In value-based model-free reinforcement learning methods the action value function is represented using a function approximation, such as a neural network…. In contrast to value-based methods, policy-based model-free methods directly parameterize the policy π(a|s;θ) and update the parameters θ by performing, typically approximate, gradient descent.
(a represents an action, s the state).
Because the parallel approach no longer relies on experience replay, it becomes possible to use ‘on-policy’ reinforcement learning methods such as Sarsa and actor-critic. The authors create asynchronous variants of one-step Q-learning, one-step Sarsa, n-step Q-learning, and advantage actor-critic. Since the asynchronous advantage actor-critic (A3C) algorithm appears to dominate all the others, I’ll just concentrate on that one.
A3C uses a ‘forward-view’ and n-step updates.
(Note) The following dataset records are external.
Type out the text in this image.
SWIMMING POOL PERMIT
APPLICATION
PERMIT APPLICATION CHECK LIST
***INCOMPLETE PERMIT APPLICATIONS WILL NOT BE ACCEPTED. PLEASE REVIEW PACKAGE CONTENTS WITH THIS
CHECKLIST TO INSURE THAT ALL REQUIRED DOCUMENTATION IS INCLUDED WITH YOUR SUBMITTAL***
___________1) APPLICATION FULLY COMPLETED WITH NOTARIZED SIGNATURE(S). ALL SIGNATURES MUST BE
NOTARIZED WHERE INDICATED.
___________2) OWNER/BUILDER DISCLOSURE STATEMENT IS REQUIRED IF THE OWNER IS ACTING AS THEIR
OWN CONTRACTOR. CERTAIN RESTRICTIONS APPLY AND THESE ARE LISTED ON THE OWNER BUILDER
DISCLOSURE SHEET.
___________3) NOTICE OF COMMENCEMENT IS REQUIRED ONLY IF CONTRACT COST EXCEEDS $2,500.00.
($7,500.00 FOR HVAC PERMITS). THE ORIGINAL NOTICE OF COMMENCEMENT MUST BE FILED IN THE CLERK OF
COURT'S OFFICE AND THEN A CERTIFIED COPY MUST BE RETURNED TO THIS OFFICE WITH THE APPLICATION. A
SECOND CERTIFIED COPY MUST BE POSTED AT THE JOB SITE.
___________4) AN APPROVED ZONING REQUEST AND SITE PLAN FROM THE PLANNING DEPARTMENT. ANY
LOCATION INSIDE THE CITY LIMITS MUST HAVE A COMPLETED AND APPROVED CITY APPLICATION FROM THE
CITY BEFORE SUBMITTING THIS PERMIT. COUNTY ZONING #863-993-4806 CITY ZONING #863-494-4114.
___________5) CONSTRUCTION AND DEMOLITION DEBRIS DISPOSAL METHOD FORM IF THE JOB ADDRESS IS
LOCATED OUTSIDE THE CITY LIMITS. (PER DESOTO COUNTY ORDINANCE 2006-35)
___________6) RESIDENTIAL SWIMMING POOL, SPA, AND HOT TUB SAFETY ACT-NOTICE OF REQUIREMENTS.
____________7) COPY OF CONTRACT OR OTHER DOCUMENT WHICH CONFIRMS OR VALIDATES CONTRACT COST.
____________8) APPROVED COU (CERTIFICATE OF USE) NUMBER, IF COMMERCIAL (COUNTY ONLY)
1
Forward view means that the algorithm selects actions using its exploration policy for up to tmaxsteps in the future. The agent will then receive up to tmax rewards from the environment since its last update. The policy and value functions are then updated for each state-action pair and associated reward over the tmaxsteps. For each update, the algorithm use “the longest possible n-step return.” In other words, the update includes all steps up to and including the step we are currently performing the update for: a 2-step update for the second state-action, reward pair, a 3-step update for the third , and so on.
Here’s the pseudo-code for the algorithm, taken from the supplementary materials:
(V is a function that determines the value of some state s under policy π.)
We typically use a convolutional neural network that has one softmax output for the policy π(at|st;θ) and one linear output for the value function _V(st;θv), with all non-output layers shared.
Experiments
If you watch some of the videos I linked earlier you can see how well A3C learns to perform a variety of tasks. Playing Atari games has been well covered before. The TORCS car racing simulator is more challenging:
TORCS not only has more realistic graphics than Atari 2600 games, but also requires the agent to learn the dynamics of the car it is controlling…. A3C reached between roughly 75% and 90% of the score obtained by a human tester on all four game configurations in about 12 hours of training.
The Mujoco physics engine simulations required a reinforcement learning approach adapted to continuous actions, which A3C was able to do. It was tested on a number of manipulation and locomotion tasks, and found good solutions in less than 24 hours, and often just a few hours.
The final experiments used A3C on a new 3D maze environment called Labyrinth:
This task is much more challenging than the TORCS driving domain because the agent is faced with a new maze in each episode and must learn a general strategy for exploring random mazes… The final average score indicates that the agent learned a reasonable strategy for exploring random 3D mazes using only a visual input.
Closing thoughts
We’ve seen a number of papers showing how various machine learning tasks can be made more efficient in terms of elapsed training time by exploiting asynchronous parallel workers, as well as more efficient algorithms. There’s another kind of efficiency that’s equally important though: data efficiency, a concept that was much discussed at the recent London Deep Learning Summit. Data efficiency refers to the amount of data that an algorithm needs to achieve a given level of performance. Breakthroughs in data efficiency could have an even bigger impact than breakthroughs in computational efficiency.
And on the topic of computers learning to play games, since Go has now fallen, when will we see a reinforcement learning system beat the (human) champions in esports games too? That would make a great theatre for a battle.